Now in 2018 they are set to release another piece, commission by the Bergen International Festival, this one focused on recounting Norwegian ideas, traditions, and musical influences from past to present, titled Hugsjá. The album makes use of modern instruments alongside traditional Norse ones.

This time around feels like a more cohesive whole. Skuggsja was a combination of the two bands (Enslaved and Wardruna) and Hugsjá has moved on from focusing on those sounds and creating something entirely new. There are still echoes of the members’ other bands here, but they are more downplayed.

With many artists, trying to make a folk record would feel forced. However, both Selvik and Bjorson are very serious and well-versed in the Norwegian folklore and tradition and this familiarity creates a truly authentic feel. They know what they’re doing and aren’t here to fuck around. The nuances are likely only clear to those who can understand the Norwegian lyrics, but for those that don’t the gist is more than enough.

Hugsjá, which means “to see in the mind”, is a journey through both the physical landscape of Norway: island-dotted coastlines and icy mountains, as well as the spiritual landscape. It is meditative and thought-provoking, drawing the listener in with a range of sounds and moods. Tracks such as “Nytt Land” display a gentler feeling and the “Nordvegen” feels uplifting and jaunty whereas “Fomjot” is darker and more tribal and the title track is a stormy, ritualistic journey into the depths of the mind.

The album, according to Bjørnson and Selvik themselves, is divided into three parts, although this isn’t marked on the track listing. The first part is meant to reflect the governing forces of the gods; the second part is about the settlement of the Norse lands; and the final part, as always, is death. The album moves through these parts with grace and ease.

The product is truly magnificent. The instruments are all well done and mixed clearly, and the vocals are incredibly clear. It sounds like a cloudy day with a hint of sunshine peeking through the cover. The layered vocals are a highlight of the mix, bringing forth a lot of emotion and passion.

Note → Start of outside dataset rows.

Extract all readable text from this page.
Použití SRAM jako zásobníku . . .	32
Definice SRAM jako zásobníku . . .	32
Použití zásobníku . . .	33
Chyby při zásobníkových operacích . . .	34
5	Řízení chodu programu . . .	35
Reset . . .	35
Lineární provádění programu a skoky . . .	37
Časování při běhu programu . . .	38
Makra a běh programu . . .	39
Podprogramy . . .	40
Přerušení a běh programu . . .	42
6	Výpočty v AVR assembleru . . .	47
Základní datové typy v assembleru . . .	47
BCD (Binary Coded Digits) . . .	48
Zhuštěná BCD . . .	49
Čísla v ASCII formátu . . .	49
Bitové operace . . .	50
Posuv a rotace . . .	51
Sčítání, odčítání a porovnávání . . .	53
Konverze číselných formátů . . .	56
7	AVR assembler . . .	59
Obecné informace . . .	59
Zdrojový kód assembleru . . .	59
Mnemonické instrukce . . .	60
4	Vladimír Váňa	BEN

Hugsjá is a truly excellent follow-up to the critically-acclaimed Skuggsja. It expands on the foundation laid down on the previous album and lets the two songwriters explore their influences and ideas in a much more liberating way. The music is entrancing, carrying you down streams of spirit. Give in to the majesty of Hugsjá and experience the endless pathways yourself.